By wearing Supreme, you understand the culture, the references, the celebrity, the style and the movement. Even if you don’t, everyone thinks you do anyway. You get it… whatever itis. The price too, as extortionate as it usually becomes, contributes to this attitude – “If I’m willing to throw away hundreds of dollars on a t-shirt, imagine how crazy the rest of my life must be!”

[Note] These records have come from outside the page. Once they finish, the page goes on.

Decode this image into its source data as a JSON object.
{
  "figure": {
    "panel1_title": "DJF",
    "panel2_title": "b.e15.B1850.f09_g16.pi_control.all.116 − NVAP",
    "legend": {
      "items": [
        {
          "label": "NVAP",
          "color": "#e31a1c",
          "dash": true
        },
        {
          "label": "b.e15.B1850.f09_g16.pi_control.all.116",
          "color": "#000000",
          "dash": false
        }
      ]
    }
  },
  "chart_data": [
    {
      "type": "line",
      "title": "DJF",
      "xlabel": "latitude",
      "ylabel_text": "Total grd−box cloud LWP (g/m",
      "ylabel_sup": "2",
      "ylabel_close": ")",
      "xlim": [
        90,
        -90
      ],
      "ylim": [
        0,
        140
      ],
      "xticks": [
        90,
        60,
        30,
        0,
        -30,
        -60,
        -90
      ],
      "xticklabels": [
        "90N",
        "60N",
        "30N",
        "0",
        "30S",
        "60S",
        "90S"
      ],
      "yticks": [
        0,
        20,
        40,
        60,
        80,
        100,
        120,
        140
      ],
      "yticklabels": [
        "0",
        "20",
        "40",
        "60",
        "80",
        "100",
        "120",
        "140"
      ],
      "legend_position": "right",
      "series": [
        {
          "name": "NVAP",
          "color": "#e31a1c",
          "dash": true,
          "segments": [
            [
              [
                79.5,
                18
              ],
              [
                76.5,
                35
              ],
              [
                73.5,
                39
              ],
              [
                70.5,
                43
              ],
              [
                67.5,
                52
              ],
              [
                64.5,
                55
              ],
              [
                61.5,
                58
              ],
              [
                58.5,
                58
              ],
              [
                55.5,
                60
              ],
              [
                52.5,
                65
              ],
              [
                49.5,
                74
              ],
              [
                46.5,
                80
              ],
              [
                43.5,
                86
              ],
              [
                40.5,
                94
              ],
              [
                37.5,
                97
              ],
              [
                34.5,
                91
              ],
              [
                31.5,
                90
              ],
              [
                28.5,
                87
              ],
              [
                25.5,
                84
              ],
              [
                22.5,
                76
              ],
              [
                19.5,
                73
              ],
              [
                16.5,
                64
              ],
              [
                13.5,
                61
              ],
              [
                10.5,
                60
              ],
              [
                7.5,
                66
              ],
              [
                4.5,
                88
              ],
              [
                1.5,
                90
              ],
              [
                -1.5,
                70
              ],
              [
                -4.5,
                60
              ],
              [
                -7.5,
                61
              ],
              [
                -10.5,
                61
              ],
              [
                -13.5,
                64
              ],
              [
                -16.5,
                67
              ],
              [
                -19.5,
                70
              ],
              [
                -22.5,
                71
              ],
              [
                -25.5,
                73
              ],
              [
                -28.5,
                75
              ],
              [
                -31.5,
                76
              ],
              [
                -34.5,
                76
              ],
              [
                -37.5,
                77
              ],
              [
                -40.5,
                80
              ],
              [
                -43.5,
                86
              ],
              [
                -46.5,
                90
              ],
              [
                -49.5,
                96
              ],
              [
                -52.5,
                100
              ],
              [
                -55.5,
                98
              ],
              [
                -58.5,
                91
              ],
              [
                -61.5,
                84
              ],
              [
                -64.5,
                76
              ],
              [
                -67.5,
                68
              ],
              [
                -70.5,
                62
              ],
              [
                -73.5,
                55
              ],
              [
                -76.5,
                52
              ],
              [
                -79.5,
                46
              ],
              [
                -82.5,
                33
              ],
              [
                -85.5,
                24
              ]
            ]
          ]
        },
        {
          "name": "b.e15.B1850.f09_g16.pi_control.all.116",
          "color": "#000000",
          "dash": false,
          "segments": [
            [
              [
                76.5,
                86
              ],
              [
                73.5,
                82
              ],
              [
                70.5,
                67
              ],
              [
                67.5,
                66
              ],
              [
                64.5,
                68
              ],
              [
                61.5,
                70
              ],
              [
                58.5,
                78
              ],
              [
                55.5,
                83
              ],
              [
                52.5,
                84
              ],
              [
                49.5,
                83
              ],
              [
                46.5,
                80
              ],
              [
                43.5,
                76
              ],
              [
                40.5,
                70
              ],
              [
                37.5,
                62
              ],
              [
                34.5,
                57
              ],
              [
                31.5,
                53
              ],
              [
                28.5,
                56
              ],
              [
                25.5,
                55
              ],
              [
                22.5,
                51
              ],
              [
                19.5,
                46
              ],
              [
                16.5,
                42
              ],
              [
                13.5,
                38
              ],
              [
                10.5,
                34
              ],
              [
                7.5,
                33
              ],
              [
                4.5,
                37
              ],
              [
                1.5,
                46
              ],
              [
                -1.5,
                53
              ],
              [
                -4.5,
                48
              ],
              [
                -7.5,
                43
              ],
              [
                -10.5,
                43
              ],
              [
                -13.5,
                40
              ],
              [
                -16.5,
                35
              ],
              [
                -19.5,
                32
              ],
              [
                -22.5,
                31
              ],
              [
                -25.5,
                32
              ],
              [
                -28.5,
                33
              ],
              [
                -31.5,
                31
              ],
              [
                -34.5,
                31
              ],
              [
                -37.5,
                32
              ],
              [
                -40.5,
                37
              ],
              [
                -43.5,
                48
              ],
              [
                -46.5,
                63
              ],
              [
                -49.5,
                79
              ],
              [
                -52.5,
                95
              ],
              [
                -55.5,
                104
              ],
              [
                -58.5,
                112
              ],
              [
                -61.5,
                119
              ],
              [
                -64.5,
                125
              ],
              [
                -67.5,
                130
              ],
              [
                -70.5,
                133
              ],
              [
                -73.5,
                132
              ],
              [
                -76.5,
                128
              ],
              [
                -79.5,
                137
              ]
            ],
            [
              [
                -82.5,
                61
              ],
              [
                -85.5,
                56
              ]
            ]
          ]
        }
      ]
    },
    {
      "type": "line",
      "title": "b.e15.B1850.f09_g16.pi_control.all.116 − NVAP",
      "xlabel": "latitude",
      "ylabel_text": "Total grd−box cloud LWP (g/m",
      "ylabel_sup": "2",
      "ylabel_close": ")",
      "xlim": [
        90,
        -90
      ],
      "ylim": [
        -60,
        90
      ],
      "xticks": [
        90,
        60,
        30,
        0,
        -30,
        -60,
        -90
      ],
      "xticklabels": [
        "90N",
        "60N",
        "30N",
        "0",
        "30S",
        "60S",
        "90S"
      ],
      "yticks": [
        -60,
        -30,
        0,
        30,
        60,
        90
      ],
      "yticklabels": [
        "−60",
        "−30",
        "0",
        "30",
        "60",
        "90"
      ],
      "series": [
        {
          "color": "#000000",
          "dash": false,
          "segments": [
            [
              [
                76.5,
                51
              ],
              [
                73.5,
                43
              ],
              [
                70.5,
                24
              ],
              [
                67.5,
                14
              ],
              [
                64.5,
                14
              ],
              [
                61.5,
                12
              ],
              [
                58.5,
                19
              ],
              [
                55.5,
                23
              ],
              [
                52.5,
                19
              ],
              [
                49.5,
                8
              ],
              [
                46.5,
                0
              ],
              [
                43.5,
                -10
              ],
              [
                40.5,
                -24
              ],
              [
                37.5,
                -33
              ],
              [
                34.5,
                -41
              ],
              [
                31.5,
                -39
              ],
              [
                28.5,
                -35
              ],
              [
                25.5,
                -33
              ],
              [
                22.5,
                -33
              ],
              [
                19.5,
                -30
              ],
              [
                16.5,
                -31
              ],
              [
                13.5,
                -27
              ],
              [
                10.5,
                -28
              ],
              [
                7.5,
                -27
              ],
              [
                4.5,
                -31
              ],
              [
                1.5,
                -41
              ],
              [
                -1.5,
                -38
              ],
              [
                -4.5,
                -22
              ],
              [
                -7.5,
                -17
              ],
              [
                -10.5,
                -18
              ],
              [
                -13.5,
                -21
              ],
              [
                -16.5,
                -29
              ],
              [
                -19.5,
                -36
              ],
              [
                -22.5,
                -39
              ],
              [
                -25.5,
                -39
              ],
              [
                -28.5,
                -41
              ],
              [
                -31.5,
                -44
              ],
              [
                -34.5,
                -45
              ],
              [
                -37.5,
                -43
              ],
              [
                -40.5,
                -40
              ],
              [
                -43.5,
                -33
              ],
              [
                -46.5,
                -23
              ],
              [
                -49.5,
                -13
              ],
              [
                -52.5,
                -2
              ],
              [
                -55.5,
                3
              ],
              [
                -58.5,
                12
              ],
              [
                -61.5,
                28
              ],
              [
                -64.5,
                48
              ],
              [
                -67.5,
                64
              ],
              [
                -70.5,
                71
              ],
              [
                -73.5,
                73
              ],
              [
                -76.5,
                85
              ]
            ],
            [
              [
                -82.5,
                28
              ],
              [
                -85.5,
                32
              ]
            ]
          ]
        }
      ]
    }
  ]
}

Luxury brands & Self-esteem

A retail and customer study shows the strong relationship between self-esteem and the consumption of luxury goods for self-directed pleasure. (Timmermans & Rasouli, 2018) Guess what? Buying a luxury product can boost an individual’s self-esteem by purchasing luxury goods. As a brand, you don’t only sell your product but also the emotion. A brand can give the customer a positive feeling, which makes him more connected to your brand. 

What can you learn from these brands?
  • Zeeman stays true to its own identity and dares to be different. It doesn’t have to be complicated, even a great simple idea can go viral. Which is excellent for a brand with a smaller media budget. Zeeman creates its own moments and so should you. Quality clothes don’t have to be expensive, as long as you think sober and keep it simple like Zeeman.
  • If a misconception hurts your brand, encounter it with spreading a different message. H&M gives a good example of how you should listen to your target audience and the market. Our world is moving towards are more sustainable society and your brand can’t leave behind. (Olynec, 2020)
  • Can you create a hype around your brand? Awesome! If not, that is totally okay and actually quite reasonable. What you can learn from Supreme is: focus on emotion. Your brand should have an ESP (emotional selling point), next to your USP (unique selling point). An ESP distinguishes your brand. (Mensink, 2015)

You could sell a simple white t-shirt or a crazy pair of shoes. Why will the customer choose your brand? Because of who your brand is. You sell your thoughts and ideas but also very important: your brand should trigger emotion. But in the end, it is just a simple T-shirt.